The Metro Glass prospectus is short on detail as far as the liquidation process is concerned but it makes the following comments: “The breach of covenants by the group [in 2012] led to the recapitalisation of Metro Glass business pursuant to which Crescent Capital Partners took ownership and control of the operating subsidiaries of the Metro Glass Group”.
Thus, Catalyst and the original lenders suffered huge losses as the recapitalised company did not assume any of the pre-liquidation borrowings.
The newly recapitalised company had $100 million of equity and $80 million of debt at inception in 2012.
The Metro Glass offer will raise $244 million at $1.70 a share with $230 million of this going to the Crescent Capital consortium. Consortium members will retain 41.4 million shares worth $70.4 million at the $1.70 a share offer price.

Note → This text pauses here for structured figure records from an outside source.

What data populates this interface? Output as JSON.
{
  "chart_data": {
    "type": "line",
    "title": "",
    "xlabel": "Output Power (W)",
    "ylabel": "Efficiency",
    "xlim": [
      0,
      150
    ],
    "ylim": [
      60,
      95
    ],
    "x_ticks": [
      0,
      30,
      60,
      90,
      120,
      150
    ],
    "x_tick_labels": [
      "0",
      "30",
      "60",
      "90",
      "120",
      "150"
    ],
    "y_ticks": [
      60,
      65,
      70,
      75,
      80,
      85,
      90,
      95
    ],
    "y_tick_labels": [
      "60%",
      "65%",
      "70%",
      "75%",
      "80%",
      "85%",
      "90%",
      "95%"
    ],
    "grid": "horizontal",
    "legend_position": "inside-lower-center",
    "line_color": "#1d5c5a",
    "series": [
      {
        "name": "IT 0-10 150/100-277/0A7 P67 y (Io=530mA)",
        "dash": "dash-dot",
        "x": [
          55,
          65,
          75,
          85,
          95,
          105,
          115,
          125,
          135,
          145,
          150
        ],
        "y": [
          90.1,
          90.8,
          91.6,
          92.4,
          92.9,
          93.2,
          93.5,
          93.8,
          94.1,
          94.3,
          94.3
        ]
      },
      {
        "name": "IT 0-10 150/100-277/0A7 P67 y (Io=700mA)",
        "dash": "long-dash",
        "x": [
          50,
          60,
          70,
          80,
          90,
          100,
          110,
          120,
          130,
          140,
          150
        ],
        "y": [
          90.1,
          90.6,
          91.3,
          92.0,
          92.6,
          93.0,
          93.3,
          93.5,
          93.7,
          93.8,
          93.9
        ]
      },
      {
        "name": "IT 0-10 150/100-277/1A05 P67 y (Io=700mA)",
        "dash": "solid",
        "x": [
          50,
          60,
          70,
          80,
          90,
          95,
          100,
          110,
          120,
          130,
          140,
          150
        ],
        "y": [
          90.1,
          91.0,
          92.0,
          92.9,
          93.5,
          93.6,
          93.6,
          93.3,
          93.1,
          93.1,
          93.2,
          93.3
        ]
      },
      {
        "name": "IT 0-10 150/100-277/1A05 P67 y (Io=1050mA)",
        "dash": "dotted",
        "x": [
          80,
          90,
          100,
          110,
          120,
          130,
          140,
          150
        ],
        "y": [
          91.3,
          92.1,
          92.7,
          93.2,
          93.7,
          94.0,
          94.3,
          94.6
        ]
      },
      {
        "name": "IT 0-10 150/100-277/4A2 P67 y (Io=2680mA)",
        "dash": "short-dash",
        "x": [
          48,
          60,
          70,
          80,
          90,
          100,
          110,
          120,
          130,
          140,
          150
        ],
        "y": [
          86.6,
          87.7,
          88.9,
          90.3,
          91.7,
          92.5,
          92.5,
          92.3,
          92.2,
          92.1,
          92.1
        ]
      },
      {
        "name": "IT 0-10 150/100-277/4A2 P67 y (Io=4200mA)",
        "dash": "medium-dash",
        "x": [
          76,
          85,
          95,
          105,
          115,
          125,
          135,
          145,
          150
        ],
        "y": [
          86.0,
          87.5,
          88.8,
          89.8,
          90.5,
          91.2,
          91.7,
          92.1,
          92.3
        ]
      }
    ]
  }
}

Thus, the Crescent Capital consortium will have trebled its $100 million equity investment in just over two years.
The past performance of PE companies gives little indication how they will perform once listed but a number of observations can be made about New Zealand and Australian IPOs in the past 12 months. These include:
• There have been over 30 Australasian IPOs, with seven of these in New Zealand. The average unweighted capital return of all these companies has been 7 per cent, 8 per cent for NZX IPOs and 7 per cent for ASX new listings
• Half of the Australasian IPOs have been either PE or venture capital originated. These PE floats have had an average unweighted return of 7 per cent since listing, the same as the overall average
• The two New Zealand PE/venture capital IPOs that listed before yesterday — Z Energy and ikeGPS — provide a small sample but have had capital returns of plus 10 per cent and minus 8 per cent respectively since listing.
In addition, the Hirepool listing, which was PE-originated, was abandoned. Australian PE floats have had an average market return of 7 per cent since listing.
The overall performance of IPOs over the past twelve months has been disappointing, with the notable exception in New Zealand of Meridian Energy and Genesis Energy.
Investors will be hoping that Scales Corporation and Metro Performance Glass have positive market returns over the next few weeks as this is badly needed to re-ignite interest in New Zealand’s flagging IPO market.
Disclosure of interest: Milford Asset Management holds shares in Scales Corporation, Metro Performance Glass, Meridian Energy, Genesis Energy and Z Energy on behalf of clients.